Yto Barrada est née en 1971 à Paris et a grandi à Tanger. Elle a étudié l’histoire et les sciences politiques à la Sorbonne, ainsi que la photographie à New York. Son travail inclut photographie, film, sculpture, installation et éditions. Yto Barrada vit aujourd’hui entre le Maroc et les Etats-Unis. Elle est la fondatrice de la Cinémathèque de Tanger.
Représenté par Pace Gallery (Londres / New York), Sfeir-Semler Gallery (Hambourg /Beyrouth) et par la Galerie Polaris (Paris), son travail a récemment été exposé au Barbican Center (Londres), à The Power Plant (Toronto), au M Museum (Louvain), au Secession Vienna (Vienne), au Carré dart musée d’art contemporain (Nîmes), à la Fundação Serralves (Porto), ou encore au MACBA (Barcelone).
Née en 1973 à Marseille, Stéphanie Marin vit et travaille à Nice. Sensible à la dimension immatérielle du design, aux émotions qu’il peut provoquer, Stéphanie Marin travaille sur la relation au corps, à l’espace et à la lumière.
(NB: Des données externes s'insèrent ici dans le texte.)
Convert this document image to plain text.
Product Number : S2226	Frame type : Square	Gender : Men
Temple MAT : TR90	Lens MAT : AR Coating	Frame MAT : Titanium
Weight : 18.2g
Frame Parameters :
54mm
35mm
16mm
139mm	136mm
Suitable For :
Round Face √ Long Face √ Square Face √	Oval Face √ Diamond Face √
On retrouve ses collections dans de nombreux musées : le musée MAK à Vienne, la Cité Radieuse Le Corbusier à Marseille, le Malmö Museet en Suède, l’Aubette 1928 à Strasbourg, les Abattoirs de Toulouse, le musée du Centre d’Astronomie d’Imiloa à Hawaï, le Palais de Tokyo à Paris, au Musée Lenbachhaus de Munich, au musée Reattu à Arles, au Museo delle Scienze à Trento, au MAMAC et à la Villa Arson à Nice, et au Pavillon Français lors de la Biennale de Venise notamment.